The 1971 Colgate Red Raiders football team was an American football team that represented Colgate University as an independent during the 1971 NCAA University Division football season. In its fourth season under head coach Neil Wheelwright, the team compiled a 6–4 record. For the first time since the 1944 season, the team named two players as captains, Thomas Doyle and Steve Morgan. 

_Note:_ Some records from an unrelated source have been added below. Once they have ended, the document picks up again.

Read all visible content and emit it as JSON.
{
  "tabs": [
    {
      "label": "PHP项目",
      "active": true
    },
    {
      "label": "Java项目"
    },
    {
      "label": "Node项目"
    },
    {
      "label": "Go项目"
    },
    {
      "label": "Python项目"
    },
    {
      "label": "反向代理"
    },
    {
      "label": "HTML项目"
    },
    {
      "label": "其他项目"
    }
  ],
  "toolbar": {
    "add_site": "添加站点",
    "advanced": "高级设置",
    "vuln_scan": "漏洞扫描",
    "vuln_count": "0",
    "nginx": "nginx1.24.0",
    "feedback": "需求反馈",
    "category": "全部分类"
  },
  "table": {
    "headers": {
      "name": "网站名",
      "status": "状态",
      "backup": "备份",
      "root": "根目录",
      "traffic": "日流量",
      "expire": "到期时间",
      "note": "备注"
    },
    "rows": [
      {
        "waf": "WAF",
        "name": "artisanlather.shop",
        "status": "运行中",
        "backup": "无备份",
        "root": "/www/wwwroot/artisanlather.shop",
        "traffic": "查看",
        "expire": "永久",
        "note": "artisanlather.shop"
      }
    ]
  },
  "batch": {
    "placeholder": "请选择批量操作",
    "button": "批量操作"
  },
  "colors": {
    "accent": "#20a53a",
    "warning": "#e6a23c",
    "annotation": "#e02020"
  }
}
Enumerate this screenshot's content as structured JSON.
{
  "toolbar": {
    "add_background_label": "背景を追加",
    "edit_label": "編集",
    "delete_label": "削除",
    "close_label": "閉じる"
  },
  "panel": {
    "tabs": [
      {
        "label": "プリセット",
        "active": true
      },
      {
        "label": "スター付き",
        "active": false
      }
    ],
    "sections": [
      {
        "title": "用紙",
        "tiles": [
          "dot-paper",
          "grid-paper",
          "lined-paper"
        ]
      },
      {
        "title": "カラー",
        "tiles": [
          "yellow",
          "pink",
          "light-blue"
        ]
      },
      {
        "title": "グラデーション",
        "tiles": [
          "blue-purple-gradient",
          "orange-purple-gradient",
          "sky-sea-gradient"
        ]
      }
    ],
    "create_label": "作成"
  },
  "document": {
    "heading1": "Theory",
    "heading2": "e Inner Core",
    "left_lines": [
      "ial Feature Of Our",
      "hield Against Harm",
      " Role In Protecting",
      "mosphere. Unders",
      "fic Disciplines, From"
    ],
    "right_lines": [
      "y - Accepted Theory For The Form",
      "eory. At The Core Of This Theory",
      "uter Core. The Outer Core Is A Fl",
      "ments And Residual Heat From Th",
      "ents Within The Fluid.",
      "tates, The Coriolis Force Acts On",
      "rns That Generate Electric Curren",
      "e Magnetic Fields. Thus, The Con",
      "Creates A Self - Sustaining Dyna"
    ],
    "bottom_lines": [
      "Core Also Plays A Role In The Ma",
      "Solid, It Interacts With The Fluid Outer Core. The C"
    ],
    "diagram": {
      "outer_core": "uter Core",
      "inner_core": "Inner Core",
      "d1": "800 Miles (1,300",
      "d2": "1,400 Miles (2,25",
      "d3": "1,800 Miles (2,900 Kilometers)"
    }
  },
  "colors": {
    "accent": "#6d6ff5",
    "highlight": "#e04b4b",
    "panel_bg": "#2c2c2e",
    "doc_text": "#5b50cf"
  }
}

The team played its home games at Andy Kerr Stadium in Hamilton, New York.

Schedule

Leading players 
Two trophies were awarded to the Red Raiders' most valuable players in 1971: 
 Brian Houseal, guard, received the Andy Kerr Trophy, awarded to the most valuable offensive player.
 Mike Harlow, defensive tackle, received the Hal W. Lahar Trophy, awarded to the most valuable defensive player.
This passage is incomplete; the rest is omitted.